Evet bugün burada bir kez daha vurgulamak istiyoruz ki; Anayasa’da yer alan sosyal devlet ilkesi ile sosyal ve ekonomik haklar deprem döneminde çok daha büyük önem taşıyor. Depremin yaralarını sarmak ve yıkılan kentlerimizi yeniden kurmak için kapsamlı sosyal politikalara ihtiyaç olduğu çok açık. Hasarlı binalara yapılması gereken “performans testi” ya da “güçlendirme giderleri” gibi yüksek maliyetli harcamaların bile işsiz ve evsiz kalan yurttaşlarımızın cebinden yapılıyor olması bile mevcut iktidarın bakış açısını göstermeye yeterli olacaktır. Oysa, bu harcamalar dahil olmak üzere, bina, zemin kontrolleri ve temel inşa giderlerinin karşılanması; vergi muafiyetleri üzerinden işçileri ve esnafın vergi yükünü azaltarak, işçi ücretlerine de yansımasını sağlayacak biçimde teşvikler vererek çalışma koşullarının iyileştirilmesi; köylülerin ihtiyaçlarının karşılanabilmesi ancak bu şehirlere “özel bütçe” ayrılması ile mümkün olabilir.

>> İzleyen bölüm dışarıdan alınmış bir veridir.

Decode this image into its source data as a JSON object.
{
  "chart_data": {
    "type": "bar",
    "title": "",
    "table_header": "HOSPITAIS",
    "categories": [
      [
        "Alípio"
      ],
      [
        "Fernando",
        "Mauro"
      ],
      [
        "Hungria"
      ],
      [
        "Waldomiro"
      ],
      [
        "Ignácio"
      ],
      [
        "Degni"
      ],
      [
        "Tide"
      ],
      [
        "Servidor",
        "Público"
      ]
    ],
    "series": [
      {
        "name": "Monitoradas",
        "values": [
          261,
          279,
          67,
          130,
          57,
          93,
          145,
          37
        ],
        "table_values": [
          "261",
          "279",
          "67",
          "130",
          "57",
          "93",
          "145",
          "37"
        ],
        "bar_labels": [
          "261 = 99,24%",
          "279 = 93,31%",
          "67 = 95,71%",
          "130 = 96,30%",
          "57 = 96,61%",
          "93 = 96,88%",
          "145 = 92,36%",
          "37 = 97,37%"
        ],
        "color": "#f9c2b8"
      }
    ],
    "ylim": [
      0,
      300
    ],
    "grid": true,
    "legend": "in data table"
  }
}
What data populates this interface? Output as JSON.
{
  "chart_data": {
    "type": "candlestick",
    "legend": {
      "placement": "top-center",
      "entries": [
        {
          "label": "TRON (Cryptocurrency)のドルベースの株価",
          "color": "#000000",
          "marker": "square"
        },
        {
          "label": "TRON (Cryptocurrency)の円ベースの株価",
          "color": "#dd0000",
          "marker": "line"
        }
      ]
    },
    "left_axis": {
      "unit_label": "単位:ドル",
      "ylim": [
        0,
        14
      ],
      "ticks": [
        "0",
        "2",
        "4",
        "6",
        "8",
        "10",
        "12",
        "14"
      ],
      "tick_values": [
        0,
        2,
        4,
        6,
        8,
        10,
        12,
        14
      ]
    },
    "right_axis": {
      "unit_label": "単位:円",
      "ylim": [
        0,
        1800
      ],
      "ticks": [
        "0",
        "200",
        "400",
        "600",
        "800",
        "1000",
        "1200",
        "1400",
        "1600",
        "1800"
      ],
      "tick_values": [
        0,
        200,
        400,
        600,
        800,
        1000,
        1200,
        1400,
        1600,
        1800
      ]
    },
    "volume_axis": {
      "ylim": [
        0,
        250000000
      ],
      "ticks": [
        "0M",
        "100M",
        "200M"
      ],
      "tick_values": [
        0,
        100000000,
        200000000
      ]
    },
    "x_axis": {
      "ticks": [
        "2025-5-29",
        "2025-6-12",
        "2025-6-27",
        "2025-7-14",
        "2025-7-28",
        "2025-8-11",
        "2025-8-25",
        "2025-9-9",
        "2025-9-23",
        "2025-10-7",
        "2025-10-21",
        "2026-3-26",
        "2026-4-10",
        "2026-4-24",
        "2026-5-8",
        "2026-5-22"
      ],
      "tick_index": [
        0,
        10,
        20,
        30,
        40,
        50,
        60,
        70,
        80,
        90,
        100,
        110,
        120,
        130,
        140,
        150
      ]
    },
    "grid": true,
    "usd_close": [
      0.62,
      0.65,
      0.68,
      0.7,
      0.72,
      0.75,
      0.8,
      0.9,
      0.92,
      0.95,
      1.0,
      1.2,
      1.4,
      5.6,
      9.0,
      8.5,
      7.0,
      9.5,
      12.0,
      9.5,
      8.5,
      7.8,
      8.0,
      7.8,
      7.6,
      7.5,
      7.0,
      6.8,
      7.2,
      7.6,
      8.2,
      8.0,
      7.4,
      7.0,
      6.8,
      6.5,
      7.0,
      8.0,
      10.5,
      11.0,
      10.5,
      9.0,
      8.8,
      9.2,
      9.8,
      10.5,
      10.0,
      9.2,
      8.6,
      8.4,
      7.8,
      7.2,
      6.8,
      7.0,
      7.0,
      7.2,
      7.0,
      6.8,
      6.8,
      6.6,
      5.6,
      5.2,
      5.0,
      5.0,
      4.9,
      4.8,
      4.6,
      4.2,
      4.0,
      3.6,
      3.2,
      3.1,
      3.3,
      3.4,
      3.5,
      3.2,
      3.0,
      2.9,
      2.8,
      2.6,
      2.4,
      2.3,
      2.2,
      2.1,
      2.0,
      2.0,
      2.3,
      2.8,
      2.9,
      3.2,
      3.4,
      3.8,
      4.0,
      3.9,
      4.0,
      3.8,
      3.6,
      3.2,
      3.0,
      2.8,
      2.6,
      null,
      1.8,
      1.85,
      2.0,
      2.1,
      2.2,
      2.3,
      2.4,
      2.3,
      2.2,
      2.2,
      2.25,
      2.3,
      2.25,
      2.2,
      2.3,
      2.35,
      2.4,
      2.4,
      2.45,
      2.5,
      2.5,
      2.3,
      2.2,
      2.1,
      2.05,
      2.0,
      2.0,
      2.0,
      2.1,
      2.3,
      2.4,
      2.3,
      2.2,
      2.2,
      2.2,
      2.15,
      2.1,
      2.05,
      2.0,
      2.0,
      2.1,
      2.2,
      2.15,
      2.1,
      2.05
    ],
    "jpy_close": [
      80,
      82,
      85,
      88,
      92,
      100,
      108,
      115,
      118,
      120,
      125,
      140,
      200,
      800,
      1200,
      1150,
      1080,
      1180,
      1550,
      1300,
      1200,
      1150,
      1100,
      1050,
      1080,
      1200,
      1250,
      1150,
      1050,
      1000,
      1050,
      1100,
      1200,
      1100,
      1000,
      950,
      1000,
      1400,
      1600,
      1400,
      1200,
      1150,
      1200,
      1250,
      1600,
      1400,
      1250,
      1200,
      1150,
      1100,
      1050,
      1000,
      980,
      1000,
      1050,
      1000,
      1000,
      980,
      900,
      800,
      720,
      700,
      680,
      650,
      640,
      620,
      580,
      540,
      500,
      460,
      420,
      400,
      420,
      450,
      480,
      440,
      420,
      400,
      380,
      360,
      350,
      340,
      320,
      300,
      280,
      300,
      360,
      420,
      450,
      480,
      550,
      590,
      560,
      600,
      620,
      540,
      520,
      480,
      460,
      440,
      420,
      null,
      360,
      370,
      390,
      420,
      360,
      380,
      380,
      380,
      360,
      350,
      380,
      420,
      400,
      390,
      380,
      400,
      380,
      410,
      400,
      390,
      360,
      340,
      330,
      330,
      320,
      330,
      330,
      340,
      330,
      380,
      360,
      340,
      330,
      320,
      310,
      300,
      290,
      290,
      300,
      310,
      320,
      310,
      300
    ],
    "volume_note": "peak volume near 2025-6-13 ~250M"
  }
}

DİSK olarak aylardır dile getirdiğimiz, eksik alınan veya hiç alınmayan, ancak acilen alınması gereken önlemlerden bir kısmını buradan sizlerle bir kez daha paylaşmak istiyorum. Konuya dair kapsamlı bir raporu arkadaşlarımız sizlere iletti.
Özet olarak önerilerimiz;
- Önkoşullara bağlanan, kısmen ödenen kısmen ödenmeyen, tek seferlik 10 bin TL gelir desteği değil, tüm depremzedelerin gelir kayıpları ve yoksullaşmalarına karşı sistemli bir gelir desteği sunulmalıdır.
- 3 ay süreyle ertelenip Haziran 2023 itibarıyla depremzedelerden talep edilen elektrik ve doğalgaz faturaları başta olmak üzere, o dönemin tüm faturaları silinmelidir; ödenenler iade edilmelidir.
- Depremzedelerin ertelenen vergi borçları ile kredi kartı ve ihtiyaç, konut ile taşıt kredi borçları silinmelidir şeklindeki talebimiz kısmi vergi ertelemeleri şeklinde oldukça eksik uygulandı.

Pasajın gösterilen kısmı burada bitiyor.